According to the BGMEA, workers were demanding a minimum wage of Tk 8,000, higher bonuses, and allowances for tiffin and transportation during Monday's demonstrations.
"Our hardship will increase if the owners do not pay our wages for the days of closure," said Sabina, who lives in a rented room with her three kids and husband. Her husband is a small vegetables retailer.
She fears her dues to groceries will increase if her earnings fall for the closure.
The income of my husband was not enough to meet all family needs, said Sabina, claiming that they had got wages in the past even when factories were closed for unrest.
Her neighbour Rozina Akhter, who works at another factory, was also at unease for the unexpected shutdown and was concerned over a cut in salary next month.
"Our livelihood depends on our wages. It will not be a wise decision on part of the owners of not paying us for the days of closure. We have not enforced the shutdown and are not responsible for it," said Rozina.
Nurjahan Akhter, another worker, said like others she also wanted a hike in their wages as the existing wages are too inadequate to meet all family needs.
"But I am ready to join work if our factory opens tomorrow.
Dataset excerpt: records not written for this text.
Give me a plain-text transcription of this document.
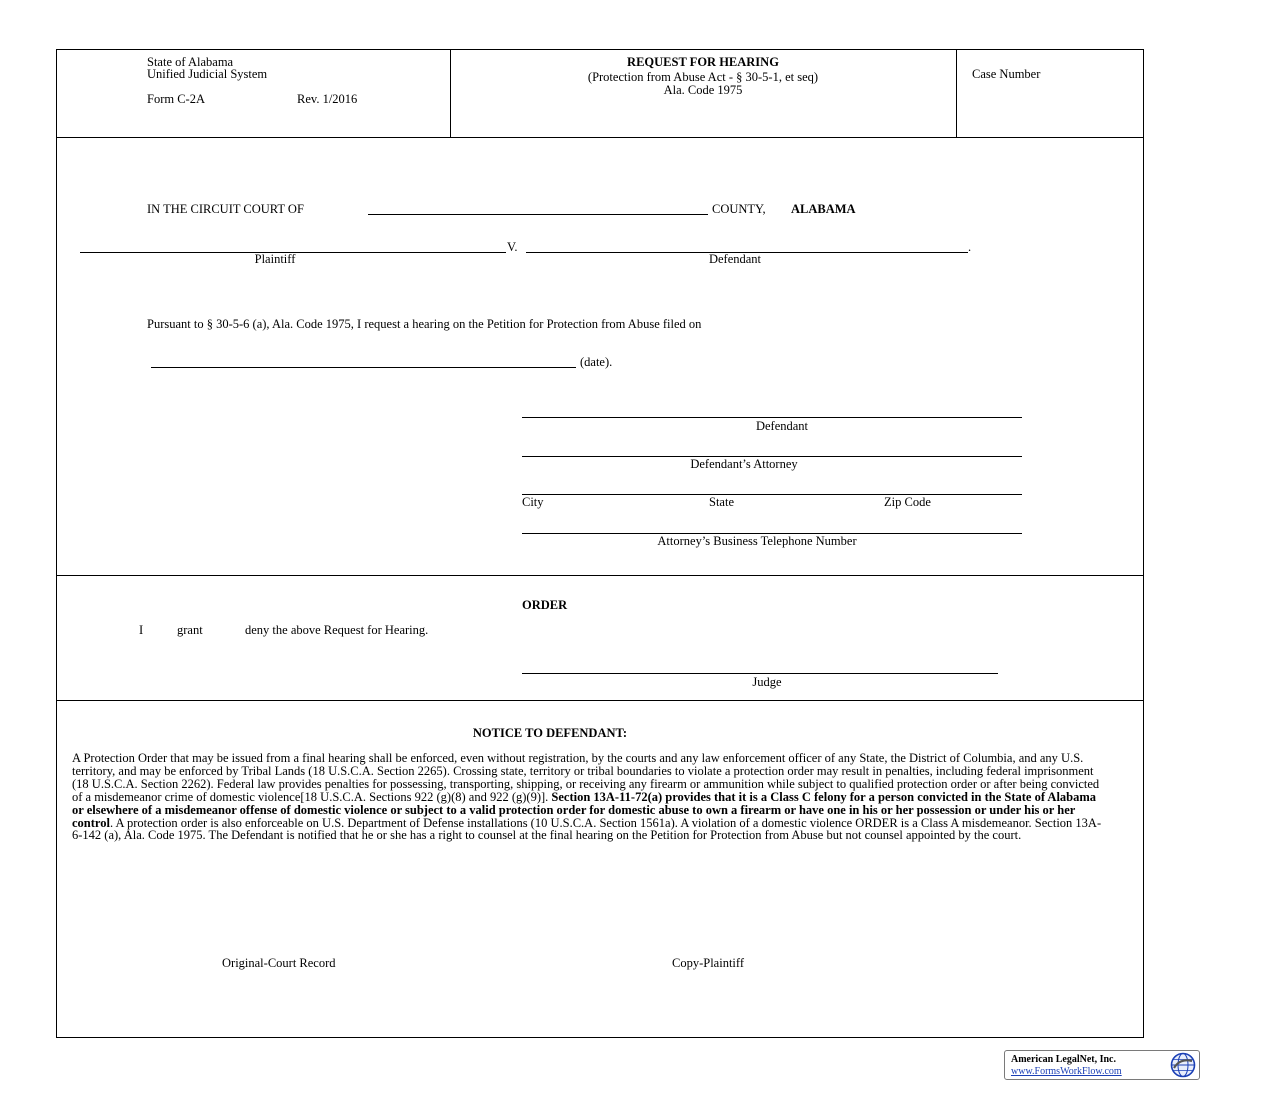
State of Alabama
Unified Judicial System
Form C-2A	Rev. 1/2016
REQUEST FOR HEARING
(Protection from Abuse Act - § 30-5-1, et seq)
Ala. Code 1975
Case Number
IN THE CIRCUIT COURT OF	COUNTY, ALABAMA
V.	.
Plaintiff	Defendant
Pursuant to § 30-5-6 (a), Ala. Code 1975, I request a hearing on the Petition for Protection from Abuse filed on
(date).
Defendant
Defendant’s Attorney
City	State	Zip Code
Attorney’s Business Telephone Number
ORDER
I	grant	deny the above Request for Hearing.
Judge
NOTICE TO DEFENDANT:
A Protection Order that may be issued from a final hearing shall be enforced, even without registration, by the courts and any law enforcement officer of any State, the District of Columbia, and any U.S. territory, and may be enforced by Tribal Lands (18 U.S.C.A. Section 2265). Crossing state, territory or tribal boundaries to violate a protection order may result in penalties, including federal imprisonment (18 U.S.C.A. Section 2262). Federal law provides penalties for possessing, transporting, shipping, or receiving any firearm or ammunition while subject to qualified protection order or after being convicted of a misdemeanor crime of domestic violence[18 U.S.C.A. Sections 922 (g)(8) and 922 (g)(9)]. Section 13A-11-72(a) provides that it is a Class C felony for a person convicted in the State of Alabama or elsewhere of a misdemeanor offense of domestic violence or subject to a valid protection order for domestic abuse to own a firearm or have one in his or her possession or under his or her control. A protection order is also enforceable on U.S. Department of Defense installations (10 U.S.C.A. Section 1561a). A violation of a domestic violence ORDER is a Class A misdemeanor. Section 13A-6-142 (a), Ala. Code 1975. The Defendant is notified that he or she has a right to counsel at the final hearing on the Petition for Protection from Abuse but not counsel appointed by the court.
Original-Court Record	Copy-Plaintiff
American LegalNet, Inc.
www.FormsWorkFlow.com
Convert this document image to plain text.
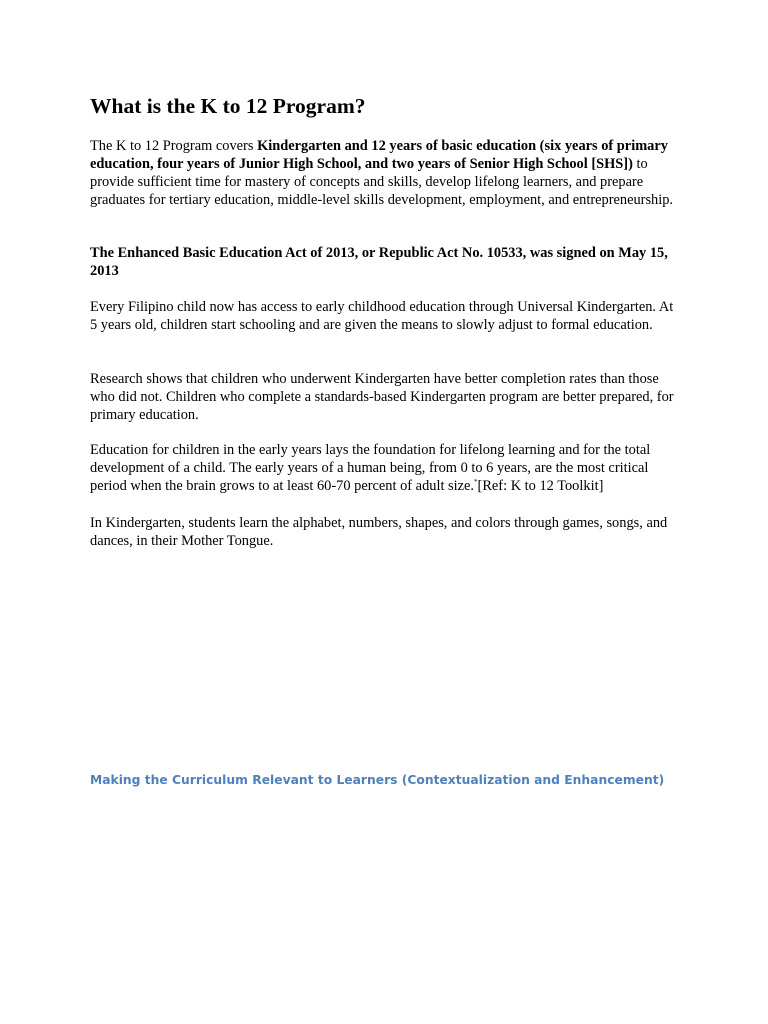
What is the K to 12 Program?

The K to 12 Program covers Kindergarten and 12 years of basic education (six years of primary education, four years of Junior High School, and two years of Senior High School [SHS]) to provide sufficient time for mastery of concepts and skills, develop lifelong learners, and prepare graduates for tertiary education, middle-level skills development, employment, and entrepreneurship.

The Enhanced Basic Education Act of 2013, or Republic Act No. 10533, was signed on May 15, 2013

Every Filipino child now has access to early childhood education through Universal Kindergarten. At 5 years old, children start schooling and are given the means to slowly adjust to formal education.

Research shows that children who underwent Kindergarten have better completion rates than those who did not. Children who complete a standards-based Kindergarten program are better prepared, for primary education.

Education for children in the early years lays the foundation for lifelong learning and for the total development of a child. The early years of a human being, from 0 to 6 years, are the most critical period when the brain grows to at least 60-70 percent of adult size.*[Ref: K to 12 Toolkit]

In Kindergarten, students learn the alphabet, numbers, shapes, and colors through games, songs, and dances, in their Mother Tongue.

Making the Curriculum Relevant to Learners (Contextualization and Enhancement)
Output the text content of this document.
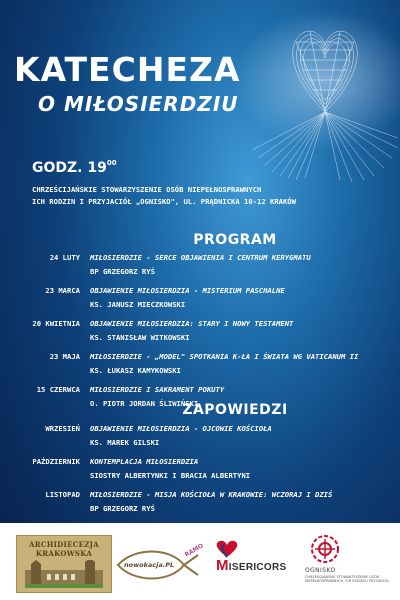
KATECHEZA
O MIŁOSIERDZIU
GODZ. $19^{00}$
CHRZEŚCIJAŃSKIE STOWARZYSZENIE OSÓB NIEPEŁNOSPRAWNYCH
ICH RODZIN I PRZYJACIÓŁ „OGNISKO", UL. PRĄDNICKA 10-12 KRAKÓW
PROGRAM
24 LUTY MIŁOSIERDZIE - SERCE OBJAWIENIA I CENTRUM KERYGMATU
BP GRZEGORZ RYŚ
23 MARCA OBJAWIENIE MIŁOSIERDZIA - MISTERIUM PASCHALNE
KS. JANUSZ MIECZKOWSKI
20 KWIETNIA OBJAWIENIE MIŁOSIERDZIA: STARY I NOWY TESTAMENT
KS. STANISŁAW WITKOWSKI
23 MAJA MIŁOSIERDZIE - „MODEL" SPOTKANIA K-ŁA I ŚWIATA WG VATICANUM II
KS. ŁUKASZ KAMYKOWSKI
15 CZERWCA MIŁOSIERDZIE I SAKRAMENT POKUTY
O. PIOTR JORDAN ŚLIWIŃSKI
ZAPOWIEDZI
WRZESIEŃ OBJAWIENIE MIŁOSIERDZIA - OJCOWIE KOŚCIOŁA
KS. MAREK GILSKI
PAŹDZIERNIK KONTEMPLACJA MIŁOSIERDZIA
SIOSTRY ALBERTYNKI I BRACIA ALBERTYNI
LISTOPAD MIŁOSIERDZIE - MISJA KOŚCIOŁA W KRAKOWIE: WCZORAJ I DZIŚ
BP GRZEGORZ RYŚ
ARCHIDIECEZJA
KRAKOWSKA
nowokacja.PL
RAMO
MISERICORS	OGNISKO
CHRZEŚCIJAŃSKIE STOWARZYSZENIE OSÓB NIEPEŁNOSPRAWNYCH, ICH RODZIN I PRZYJACIÓŁ
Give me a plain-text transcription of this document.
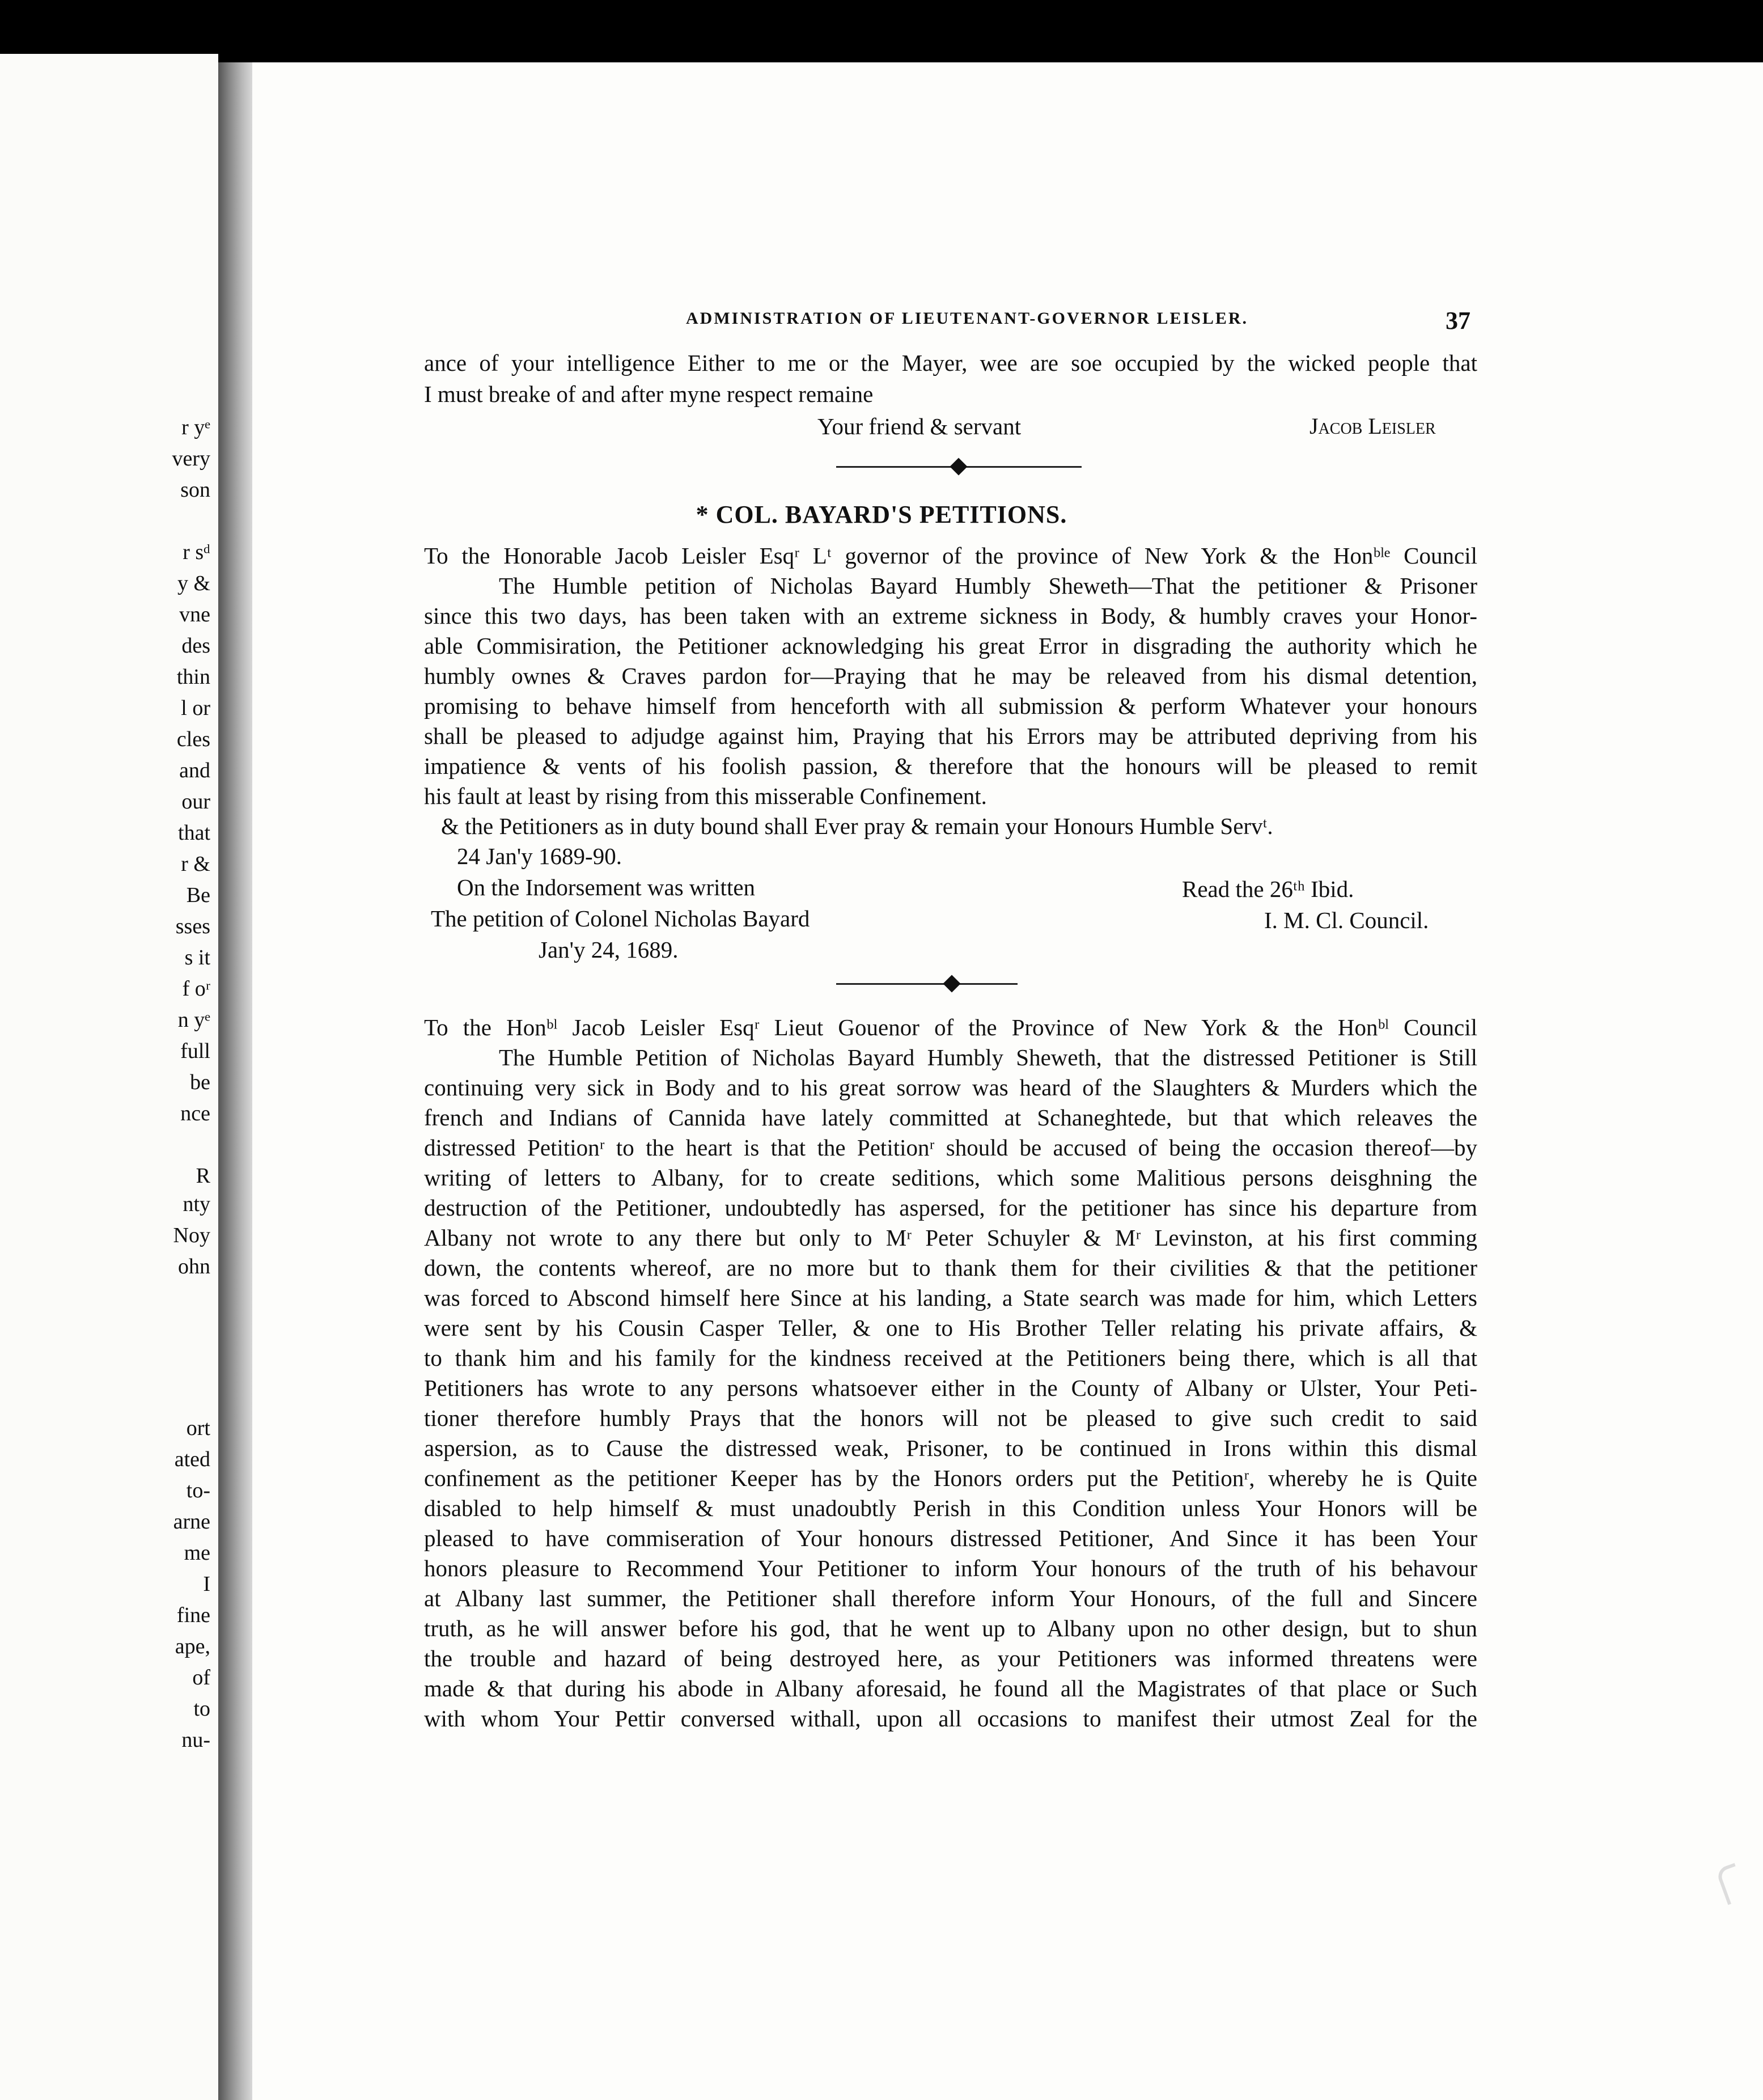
r yᵉ
very
son
r sᵈ
y &
vne
des
thin
l or
cles
and
our
that
r &
Be
sses
s it
f oʳ
n yᵉ
full
be
nce
R
nty
Noy
ohn
ort
ated
to-
arne
me
I
fine
ape,
of
to
nu-
ADMINISTRATION OF LIEUTENANT-GOVERNOR LEISLER.	37
ance of your intelligence Either to me or the Mayer, wee are soe occupied by the wicked people that
I must breake of and after myne respect remaine
Your friend & servant	Jacob Leisler
* COL. BAYARD'S PETITIONS.
To the Honorable Jacob Leisler Esqʳ Lᵗ governor of the province of New York & the Honᵇˡᵉ Council
The Humble petition of Nicholas Bayard Humbly Sheweth—That the petitioner & Prisoner
since this two days, has been taken with an extreme sickness in Body, & humbly craves your Honor-
able Commisiration, the Petitioner acknowledging his great Error in disgrading the authority which he
humbly ownes & Craves pardon for—Praying that he may be releaved from his dismal detention,
promising to behave himself from henceforth with all submission & perform Whatever your honours
shall be pleased to adjudge against him, Praying that his Errors may be attributed depriving from his
impatience & vents of his foolish passion, & therefore that the honours will be pleased to remit
his fault at least by rising from this misserable Confinement.
& the Petitioners as in duty bound shall Ever pray & remain your Honours Humble Servᵗ.
24 Jan'y 1689-90.
On the Indorsement was written
The petition of Colonel Nicholas Bayard
Jan'y 24, 1689.
Read the 26ᵗʰ Ibid.
I. M. Cl. Council.
To the Honᵇˡ Jacob Leisler Esqʳ Lieut Gouenor of the Province of New York & the Honᵇˡ Council
The Humble Petition of Nicholas Bayard Humbly Sheweth, that the distressed Petitioner is Still
continuing very sick in Body and to his great sorrow was heard of the Slaughters & Murders which the
french and Indians of Cannida have lately committed at Schaneghtede, but that which releaves the
distressed Petitionʳ to the heart is that the Petitionʳ should be accused of being the occasion thereof—by
writing of letters to Albany, for to create seditions, which some Malitious persons deisghning the
destruction of the Petitioner, undoubtedly has aspersed, for the petitioner has since his departure from
Albany not wrote to any there but only to Mʳ Peter Schuyler & Mʳ Levinston, at his first comming
down, the contents whereof, are no more but to thank them for their civilities & that the petitioner
was forced to Abscond himself here Since at his landing, a State search was made for him, which Letters
were sent by his Cousin Casper Teller, & one to His Brother Teller relating his private affairs, &
to thank him and his family for the kindness received at the Petitioners being there, which is all that
Petitioners has wrote to any persons whatsoever either in the County of Albany or Ulster, Your Peti-
tioner therefore humbly Prays that the honors will not be pleased to give such credit to said
aspersion, as to Cause the distressed weak, Prisoner, to be continued in Irons within this dismal
confinement as the petitioner Keeper has by the Honors orders put the Petitionʳ, whereby he is Quite
disabled to help himself & must unadoubtly Perish in this Condition unless Your Honors will be
pleased to have commiseration of Your honours distressed Petitioner, And Since it has been Your
honors pleasure to Recommend Your Petitioner to inform Your honours of the truth of his behavour
at Albany last summer, the Petitioner shall therefore inform Your Honours, of the full and Sincere
truth, as he will answer before his god, that he went up to Albany upon no other design, but to shun
the trouble and hazard of being destroyed here, as your Petitioners was informed threatens were
made & that during his abode in Albany aforesaid, he found all the Magistrates of that place or Such
with whom Your Pettir conversed withall, upon all occasions to manifest their utmost Zeal for the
A closure means loss for both the workers and the owners," she said.
Like Nurjahan and Sabina, Abul Hossain, a worker at Hollywood Apparels, is also concerned over the shutdown.
"We have no problem in our factory. But we are the sufferers for the unrest in other factories," he said, adding that he did not like the no-work-no-pay policy.
"I have not done any damage to the factory or called a strike. Why will I not get my salary?" Abul questioned.